The Cost of Perfection for Matchings in Graphs

TL;DR

This paper investigates the ratio between maximum weight perfect matchings and general matchings in graphs, providing bounds and characterizations, with applications in computer graphics and specific graph classes.

Contribution

It characterizes graphs with extreme ratios, establishes lower bounds for bridgeless cubic graphs, and provides tight bounds for subclasses and bipartite graphs.

Findings

Characterization of graphs with extreme matching ratios

Lower bounds for bridgeless cubic graphs

Tight bounds for subclasses and bipartite graphs

Abstract

Perfect matchings and maximum weight matchings are two fundamental combinatorial structures.
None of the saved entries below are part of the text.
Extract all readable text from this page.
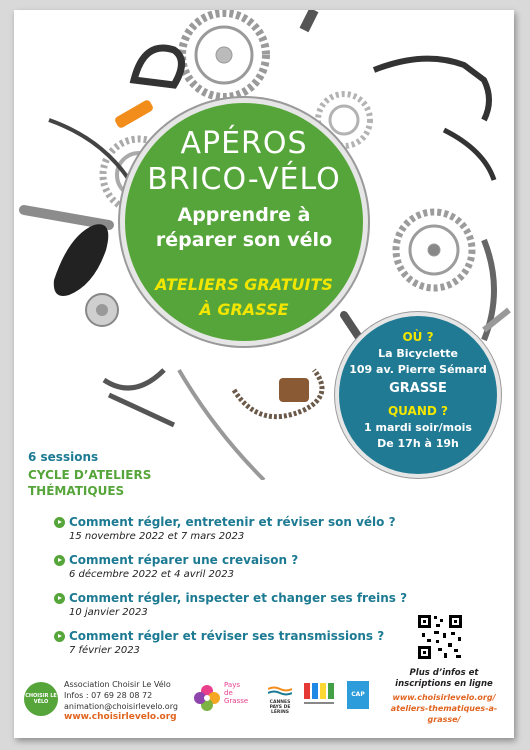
APÉROS
BRICO-VÉLO
Apprendre à
réparer son vélo
ATELIERS GRATUITS
À GRASSE
OÙ ?
La Bicyclette
109 av. Pierre Sémard
GRASSE
QUAND ?
1 mardi soir/mois
De 17h à 19h
6 sessions
CYCLE D’ATELIERS
THÉMATIQUES
Comment régler, entretenir et réviser son vélo ?
15 novembre 2022 et 7 mars 2023
Comment réparer une crevaison ?
6 décembre 2022 et 4 avril 2023
Comment régler, inspecter et changer ses freins ?
10 janvier 2023
Comment régler et réviser ses transmissions ?
7 février 2023
CHOISIR LE VÉLO
Association Choisir Le Vélo
Infos : 07 69 28 08 72
animation@choisirlevelo.org
www.choisirlevelo.org
Pays
de
Grasse	CANNES
PAYS DE
LÉRINS
CAP
Plus d’infos et
inscriptions en ligne
www.choisirlevelo.org/
ateliers-thematiques-a-grasse/
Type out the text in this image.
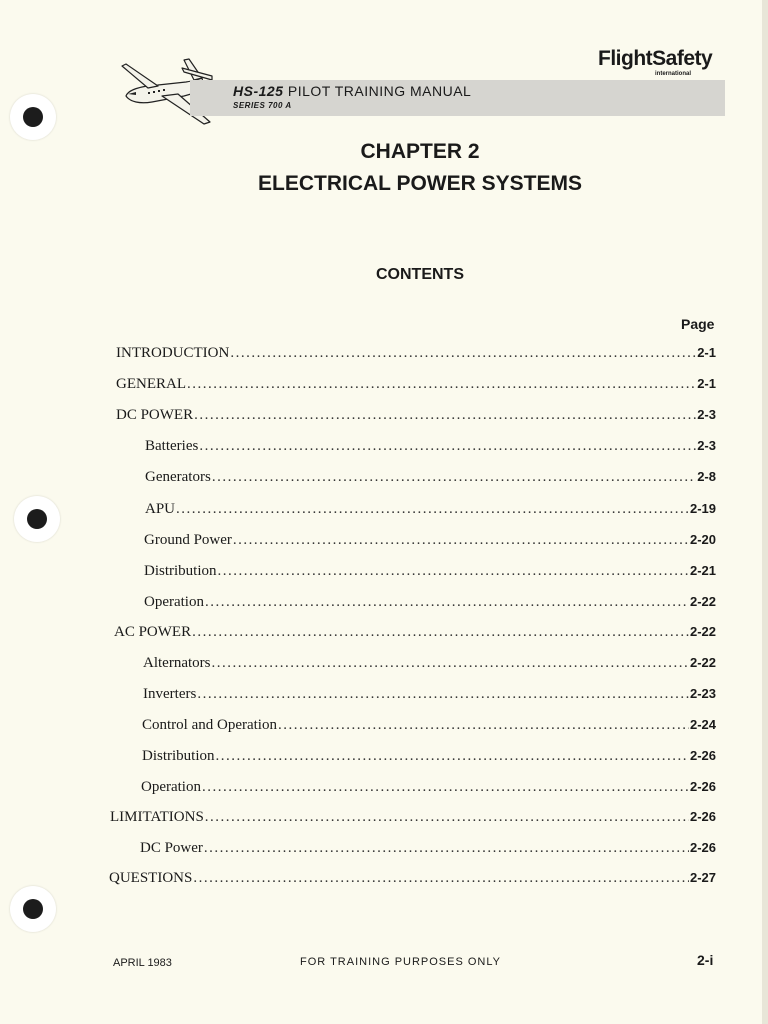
HS-125 PILOT TRAINING MANUAL
SERIES 700 A
FlightSafety
international
CHAPTER 2
ELECTRICAL POWER SYSTEMS
CONTENTS
Page
INTRODUCTION .....	2-1
GENERAL .....	2-1
DC POWER .....	2-3
Batteries .....	2-3
Generators .....	2-8
APU .....	2-19
Ground Power .....	2-20
Distribution .....	2-21
Operation .....	2-22
AC POWER .....	2-22
Alternators .....	2-22
Inverters .....	2-23
Control and Operation .....	2-24
Distribution .....	2-26
Operation .....	2-26
LIMITATIONS .....	2-26
DC Power .....	2-26
QUESTIONS .....	2-27
APRIL 1983	FOR TRAINING PURPOSES ONLY	2-i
We consider the ratio between the maximum weight of a perfect matching and the maximum weight of a general matching. Motivated by the computer graphics application in triangle meshes, where we seek to convert a triangulation into a quadrangulation by merging pairs of adjacent triangles, we focus mainly on bridgeless cubic graphs. First, we characterize graphs that attain the extreme ratios. Second, we present a lower bound for all bridgeless cubic graphs. Third, we present upper bounds for subclasses of bridgeless cubic graphs, most of which are shown to be tight. Additionally, we present tight bounds for the class of regular bipartite graphs.